Diagnosing Power Module Degradation with High-Resolution, Data-Driven Methods

This work proposes a data-driven approach to monitor lifetime-varying thermal impedance frequency response data from power modules and to diagnose different degradation modes with high resolution. To demonstrate the monitoring and diagnosis approach, the paper develops a piece-wise linear thermal model that describes the variable effects of convection, thermal interface material, and die-attach degradation. To identify critical thermal impedance frequencies, the model is investigated using a comprehensive degradation sensitivity trend analysis. An introduced sensitivity metric reveals degradation sensitivity extrema at high resolution and, ultimately, allows for optimal design of degradation monitoring systems.
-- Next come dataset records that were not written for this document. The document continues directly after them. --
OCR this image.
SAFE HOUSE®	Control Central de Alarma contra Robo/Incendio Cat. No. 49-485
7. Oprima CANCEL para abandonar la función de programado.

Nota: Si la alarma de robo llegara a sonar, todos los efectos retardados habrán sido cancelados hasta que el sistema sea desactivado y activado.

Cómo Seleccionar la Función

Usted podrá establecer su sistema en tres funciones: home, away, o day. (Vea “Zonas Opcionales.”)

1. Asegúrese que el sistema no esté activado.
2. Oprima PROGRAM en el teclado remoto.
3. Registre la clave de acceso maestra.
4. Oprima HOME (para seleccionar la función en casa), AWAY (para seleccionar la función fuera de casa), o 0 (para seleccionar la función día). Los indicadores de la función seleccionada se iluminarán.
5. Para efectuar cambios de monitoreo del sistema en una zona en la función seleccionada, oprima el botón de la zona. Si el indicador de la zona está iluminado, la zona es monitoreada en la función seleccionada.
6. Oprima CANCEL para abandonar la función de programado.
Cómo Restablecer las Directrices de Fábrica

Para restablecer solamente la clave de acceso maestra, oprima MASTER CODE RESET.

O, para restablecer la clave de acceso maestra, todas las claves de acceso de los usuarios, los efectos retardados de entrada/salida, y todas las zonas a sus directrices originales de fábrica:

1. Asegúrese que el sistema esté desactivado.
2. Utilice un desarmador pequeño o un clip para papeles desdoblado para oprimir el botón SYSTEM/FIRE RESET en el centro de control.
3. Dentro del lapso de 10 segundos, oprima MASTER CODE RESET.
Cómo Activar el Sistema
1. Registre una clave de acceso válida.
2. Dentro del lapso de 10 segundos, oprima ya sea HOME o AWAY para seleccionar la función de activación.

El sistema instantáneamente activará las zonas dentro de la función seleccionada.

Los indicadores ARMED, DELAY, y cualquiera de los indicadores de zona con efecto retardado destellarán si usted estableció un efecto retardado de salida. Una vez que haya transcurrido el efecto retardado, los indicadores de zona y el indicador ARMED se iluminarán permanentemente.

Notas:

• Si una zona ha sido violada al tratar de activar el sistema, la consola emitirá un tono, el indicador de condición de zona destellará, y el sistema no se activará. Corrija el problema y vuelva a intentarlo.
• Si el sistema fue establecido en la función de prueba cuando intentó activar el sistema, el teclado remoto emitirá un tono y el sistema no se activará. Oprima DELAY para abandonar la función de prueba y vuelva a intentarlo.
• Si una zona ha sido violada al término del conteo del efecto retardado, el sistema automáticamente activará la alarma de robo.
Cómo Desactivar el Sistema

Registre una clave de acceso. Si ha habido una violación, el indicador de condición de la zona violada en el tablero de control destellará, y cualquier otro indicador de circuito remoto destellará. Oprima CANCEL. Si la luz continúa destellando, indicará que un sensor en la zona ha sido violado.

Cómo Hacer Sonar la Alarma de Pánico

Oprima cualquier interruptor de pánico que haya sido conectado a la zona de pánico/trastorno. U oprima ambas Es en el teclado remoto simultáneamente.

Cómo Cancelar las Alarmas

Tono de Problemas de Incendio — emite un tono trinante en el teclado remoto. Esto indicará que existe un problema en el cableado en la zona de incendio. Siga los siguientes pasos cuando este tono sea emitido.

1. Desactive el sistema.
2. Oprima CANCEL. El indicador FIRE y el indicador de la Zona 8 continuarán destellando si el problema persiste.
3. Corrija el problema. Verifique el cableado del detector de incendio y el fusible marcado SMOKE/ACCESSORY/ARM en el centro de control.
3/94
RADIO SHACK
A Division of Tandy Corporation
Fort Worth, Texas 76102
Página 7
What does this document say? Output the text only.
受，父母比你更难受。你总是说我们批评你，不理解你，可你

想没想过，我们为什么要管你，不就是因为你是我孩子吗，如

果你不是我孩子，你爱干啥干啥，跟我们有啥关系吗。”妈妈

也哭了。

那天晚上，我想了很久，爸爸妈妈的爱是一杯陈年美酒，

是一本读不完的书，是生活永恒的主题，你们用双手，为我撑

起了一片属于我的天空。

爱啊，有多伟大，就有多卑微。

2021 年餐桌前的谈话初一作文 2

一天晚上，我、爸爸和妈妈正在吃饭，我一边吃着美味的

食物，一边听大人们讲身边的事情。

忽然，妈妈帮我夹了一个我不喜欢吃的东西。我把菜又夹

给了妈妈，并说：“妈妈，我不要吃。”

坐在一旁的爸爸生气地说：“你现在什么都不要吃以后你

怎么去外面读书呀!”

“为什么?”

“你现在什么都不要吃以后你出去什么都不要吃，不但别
Next, it is shown how in-situ thermal impedance spectroscopy can compute the thermal impedance data at identified special excitation frequencies. Finally, to perform the estimation of lifetime-varying parameters on the basis of thermal impedance data, artificial neural networks are designed and trained, and their overall capability to diagnose degradation is quantified. The investigation shows that a neural network can resolve different sources of degradation with 1% errors using thermal impedance phase information. Overall, the developed technology synthesizes robust physical degradation data to be used for realizing predictive maintenance schemes in highly-reliable power electronics.